How the update works about Google Helpful Content?

The update will start rolling out the following week. We will post on our Google ranking updates page when it begins and is fully rolled out, which could take up to two weeks. This update introduces a new site-wide signal that we consider, among many other calls for ranking web pages. Our systems automatically identify content that seems to have little value, low-added value or is otherwise not particularly helpful to those doing searches.

Any content — not just unhelpful content — on sites with relatively high amounts of content overall is less likely to perform well in Search, assuming there is other content elsewhere on the web that’s better to display. For this reason, removing unhelpful content could help the rankings of your other content.

If removes unhelpful content? 

A natural question some will have is how long will it take for a site to do better if it removes unhelpful content? Areas identified by this update may find the signal applied to them over months. Our classifier for this update runs continuously, allowing it to monitor newly-launched and existing sites.
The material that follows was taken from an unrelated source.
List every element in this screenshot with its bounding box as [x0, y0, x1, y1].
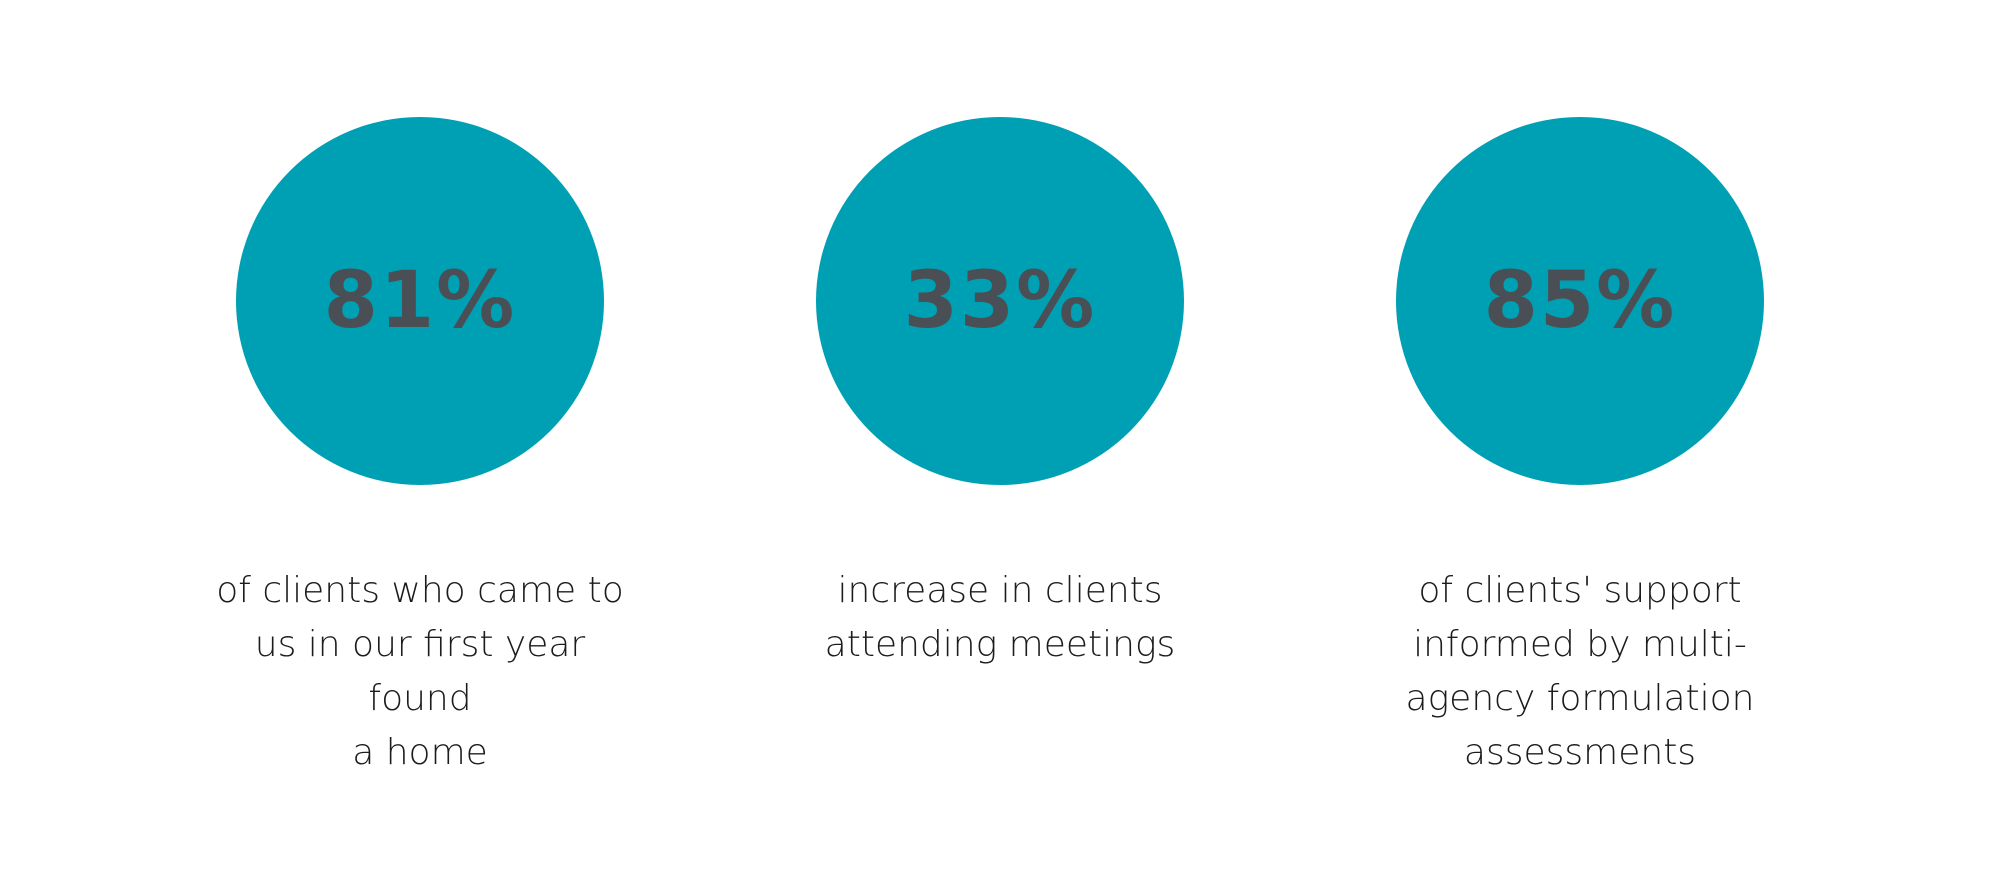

The classification will no longer apply as it determines that the unhelpful content has not returned in the long term.

Is the Process Automated?

This classifier process is entirely automated, using a machine-learning model. It is not a manual action or a spam action. Instead, it’s just a new signal and one of many signals Google evaluates to rank content.

This means that some people-first content on sites classified as unhelpful content could still rank well if there are other signals that people-first content is helpful and relevant to a query. The movement is also weighted; sites with lots of unhelpful content may notice a more potent effect. In any case, for the best success, be sure you’ve removed unhelpful content.

This update impacts English searches globally, to begin with, and we plan to expand to other languages in the future. Over the coming months, we will continue refining how the classifier detects unhelpful content and launch further efforts to reward people-first content better.